Climat : où va la planète ?

Dans l’encyclique « Loué sois tu », le pape François a tiré le signal d’alarme : si tout continue comme maintenant, l’avenir de l’humanité est menacé par plusieurs graves perturbations de l’environnement : eau, terres cultivables, océans, biodiversité, etc. Parmi ces problèmes, celui du climat est le plus grave : ce n’est pas pour rien que tous les chefs d’État de la planète vont se retrouver à Paris, à partir du 29 novembre, pour la conférence COP 21 (ou Paris Climat).

Sans le voir, et souvent sans le savoir, nous envoyons dans l’atmosphère de grandes quantités de gaz appelés gaz à effet de serre. Ils s’accumulent dans l’atmosphère et sont à l’origine d’un réchauffement de la Terre. Actuellement de 1° en moyenne, ce réchauffement est faible mais suffisant pour entraîner déjà des conséquences : canicules, sécheresses (d’où des incendies et des pertes de rendement agricole dans des régions déjà défavorisées), élévation du niveau des océans, etc. Si les émissions continuent sur la trajectoire actuelle, la température montera d’environ 3° en 2100 et les conséquences seront bien plus graves. Pensons simplement au niveau des mers, qui montera de près d’un mètre, et continuera de monter pendant plusieurs siècles, jusqu’à 3 mètres ou plus.

Les émissions de gaz à effet de serre ont des causes multiples, mais la plus importante est l’utilisation, comme source d’énergie, des combustibles fossiles, charbon, pétrole (et ses dérivés : essence, gazole), gaz naturel. Leur utilisation entraîne le dégagement de gaz carbonique (ou dioxyde de carbone, de formule chimique CO2). Ce gaz provient aussi des déforestations et de la fabrication du ciment. D’autres gaz à effet de serre sont émis lors de l’élevage du bétail.

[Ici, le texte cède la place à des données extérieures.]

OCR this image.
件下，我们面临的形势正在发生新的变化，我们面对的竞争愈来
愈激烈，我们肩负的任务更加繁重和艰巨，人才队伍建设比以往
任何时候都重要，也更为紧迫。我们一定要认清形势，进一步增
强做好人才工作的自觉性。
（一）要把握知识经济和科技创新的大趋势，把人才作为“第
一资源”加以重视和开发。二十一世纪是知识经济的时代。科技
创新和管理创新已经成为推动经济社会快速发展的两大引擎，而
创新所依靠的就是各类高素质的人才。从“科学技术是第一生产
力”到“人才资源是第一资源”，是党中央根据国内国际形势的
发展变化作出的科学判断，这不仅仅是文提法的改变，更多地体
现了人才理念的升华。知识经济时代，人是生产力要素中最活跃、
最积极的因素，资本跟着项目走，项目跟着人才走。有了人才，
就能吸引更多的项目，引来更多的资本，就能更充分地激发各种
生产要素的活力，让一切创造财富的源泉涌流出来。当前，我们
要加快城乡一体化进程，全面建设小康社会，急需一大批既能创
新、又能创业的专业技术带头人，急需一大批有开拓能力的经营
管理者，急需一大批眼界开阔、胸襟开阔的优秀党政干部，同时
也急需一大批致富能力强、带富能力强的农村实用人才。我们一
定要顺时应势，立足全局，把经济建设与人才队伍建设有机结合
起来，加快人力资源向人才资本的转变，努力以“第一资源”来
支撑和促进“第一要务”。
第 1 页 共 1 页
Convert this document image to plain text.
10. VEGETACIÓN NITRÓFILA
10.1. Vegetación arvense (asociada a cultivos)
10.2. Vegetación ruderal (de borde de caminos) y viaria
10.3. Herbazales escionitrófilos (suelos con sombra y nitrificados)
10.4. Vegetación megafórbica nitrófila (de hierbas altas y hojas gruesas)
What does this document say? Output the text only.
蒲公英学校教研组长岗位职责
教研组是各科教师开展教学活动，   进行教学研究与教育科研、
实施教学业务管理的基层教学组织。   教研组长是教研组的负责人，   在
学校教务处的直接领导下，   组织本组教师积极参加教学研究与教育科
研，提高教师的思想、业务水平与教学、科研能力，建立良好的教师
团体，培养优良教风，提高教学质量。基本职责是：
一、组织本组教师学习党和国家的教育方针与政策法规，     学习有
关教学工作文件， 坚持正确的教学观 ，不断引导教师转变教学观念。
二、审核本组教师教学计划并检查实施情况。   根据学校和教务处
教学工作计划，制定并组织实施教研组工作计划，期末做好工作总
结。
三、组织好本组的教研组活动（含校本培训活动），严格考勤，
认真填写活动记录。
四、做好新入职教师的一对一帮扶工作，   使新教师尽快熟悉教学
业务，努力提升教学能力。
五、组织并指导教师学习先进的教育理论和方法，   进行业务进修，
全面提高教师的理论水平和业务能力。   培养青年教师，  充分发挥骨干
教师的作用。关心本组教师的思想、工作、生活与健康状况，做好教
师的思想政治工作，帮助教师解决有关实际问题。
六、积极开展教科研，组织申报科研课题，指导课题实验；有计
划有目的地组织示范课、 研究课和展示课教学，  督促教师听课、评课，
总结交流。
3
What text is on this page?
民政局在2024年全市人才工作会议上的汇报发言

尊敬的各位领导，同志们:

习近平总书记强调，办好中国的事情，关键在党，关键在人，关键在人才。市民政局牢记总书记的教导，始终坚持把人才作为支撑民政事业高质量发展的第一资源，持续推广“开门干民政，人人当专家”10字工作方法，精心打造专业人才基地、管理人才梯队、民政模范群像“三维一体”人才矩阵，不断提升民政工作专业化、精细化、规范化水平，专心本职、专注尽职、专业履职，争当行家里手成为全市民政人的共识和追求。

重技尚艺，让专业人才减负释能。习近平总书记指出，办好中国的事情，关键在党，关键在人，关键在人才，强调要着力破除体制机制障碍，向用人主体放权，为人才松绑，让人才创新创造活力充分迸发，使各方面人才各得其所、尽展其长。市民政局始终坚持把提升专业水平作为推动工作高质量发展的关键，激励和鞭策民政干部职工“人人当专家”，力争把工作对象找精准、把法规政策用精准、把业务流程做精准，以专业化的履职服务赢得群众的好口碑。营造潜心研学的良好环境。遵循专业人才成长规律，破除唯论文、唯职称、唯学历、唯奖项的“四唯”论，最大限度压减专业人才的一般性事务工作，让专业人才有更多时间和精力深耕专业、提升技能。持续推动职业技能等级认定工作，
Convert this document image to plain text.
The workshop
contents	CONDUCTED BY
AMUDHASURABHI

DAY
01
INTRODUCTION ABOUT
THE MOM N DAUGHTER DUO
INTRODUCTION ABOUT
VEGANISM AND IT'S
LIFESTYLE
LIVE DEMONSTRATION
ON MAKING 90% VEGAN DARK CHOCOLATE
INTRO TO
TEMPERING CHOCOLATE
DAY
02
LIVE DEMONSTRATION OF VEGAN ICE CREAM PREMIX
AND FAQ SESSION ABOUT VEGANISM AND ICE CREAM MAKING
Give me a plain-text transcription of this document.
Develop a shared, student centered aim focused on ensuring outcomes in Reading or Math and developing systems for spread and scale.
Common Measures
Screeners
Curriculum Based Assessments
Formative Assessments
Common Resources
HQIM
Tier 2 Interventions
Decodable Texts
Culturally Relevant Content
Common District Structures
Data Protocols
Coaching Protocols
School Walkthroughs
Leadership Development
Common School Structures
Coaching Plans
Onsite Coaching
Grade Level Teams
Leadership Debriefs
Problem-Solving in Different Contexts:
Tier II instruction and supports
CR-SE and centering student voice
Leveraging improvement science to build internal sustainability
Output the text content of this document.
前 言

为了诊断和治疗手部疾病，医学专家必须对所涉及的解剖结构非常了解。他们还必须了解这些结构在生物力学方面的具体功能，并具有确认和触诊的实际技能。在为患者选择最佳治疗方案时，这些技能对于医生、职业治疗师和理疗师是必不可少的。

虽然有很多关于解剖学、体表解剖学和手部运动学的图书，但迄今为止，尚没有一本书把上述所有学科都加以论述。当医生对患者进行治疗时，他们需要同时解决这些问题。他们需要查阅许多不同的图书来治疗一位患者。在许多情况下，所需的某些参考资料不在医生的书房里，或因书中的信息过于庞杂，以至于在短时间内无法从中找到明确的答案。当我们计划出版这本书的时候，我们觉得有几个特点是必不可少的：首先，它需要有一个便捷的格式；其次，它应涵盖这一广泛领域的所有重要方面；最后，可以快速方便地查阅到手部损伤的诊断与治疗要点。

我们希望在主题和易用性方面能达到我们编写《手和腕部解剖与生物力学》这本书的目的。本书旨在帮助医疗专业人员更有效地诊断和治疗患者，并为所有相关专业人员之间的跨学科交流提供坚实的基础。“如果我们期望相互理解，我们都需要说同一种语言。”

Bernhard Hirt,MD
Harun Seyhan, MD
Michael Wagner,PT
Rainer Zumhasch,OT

Les scientifiques ont montré que le réchauffement climatique resterait à un niveau acceptable, + 2°, si les émissions étaient diminuées d’ici 2050 d’un facteur 2 en moyenne planétaire, et d’un facteur 4 pour les pays riches, qui sont de beaucoup les plus gros émetteurs. Cet objectif peut être atteint, au prix d’efforts importants. Les éléments de solution tiennent en trois mots :

  • Sobriété : Pour les pays riches, un style de vie moins « dépensier », plus simple. Quelques éléments : se chauffer à 19° au lieu de 21° ; se déplacer plus souvent à pied et à vélo ; diminuer les déplacements en avion ; manger moins de viande ; etc.
  • Efficacité : mieux utiliser l’énergie. Il s’agit par exemple d’isoler les logements pour éviter les pertes de chaleur ; avoir des voitures à très faible consommation, ou électriques ; faire appel au covoiturage ; prendre le train ou le métro plutôt que la voiture.
  • Énergies dé-carbonées : Plutôt que les combustibles fossiles, utiliser des énergies qui ne dégagent pas de gaz à effet de serre : énergies renouvelables, énergies nucléaires.

 Parmi toutes ces solutions, certaines ne coûtent rien, mais d’autres coûtent cher. A Paris Climat, les responsables vont essayer de se mettre d’accord sur les efforts à faire, par qui (les Américains vont-ils accepter de réduire leurs émissions ?), et sur la façon, pour les pays développés, de prendre en charge une partie de l’effort des pays pauvres. Ceux-ci ont besoin d’énergie pour se développer. Ils sont tentés d’utiliser ce qu’il y a de moins cher, surtout le charbon, très polluant. Il faut les aider dans les domaines de l’efficacité énergétique, des énergies renouvelables et de la lutte contre les déforestations.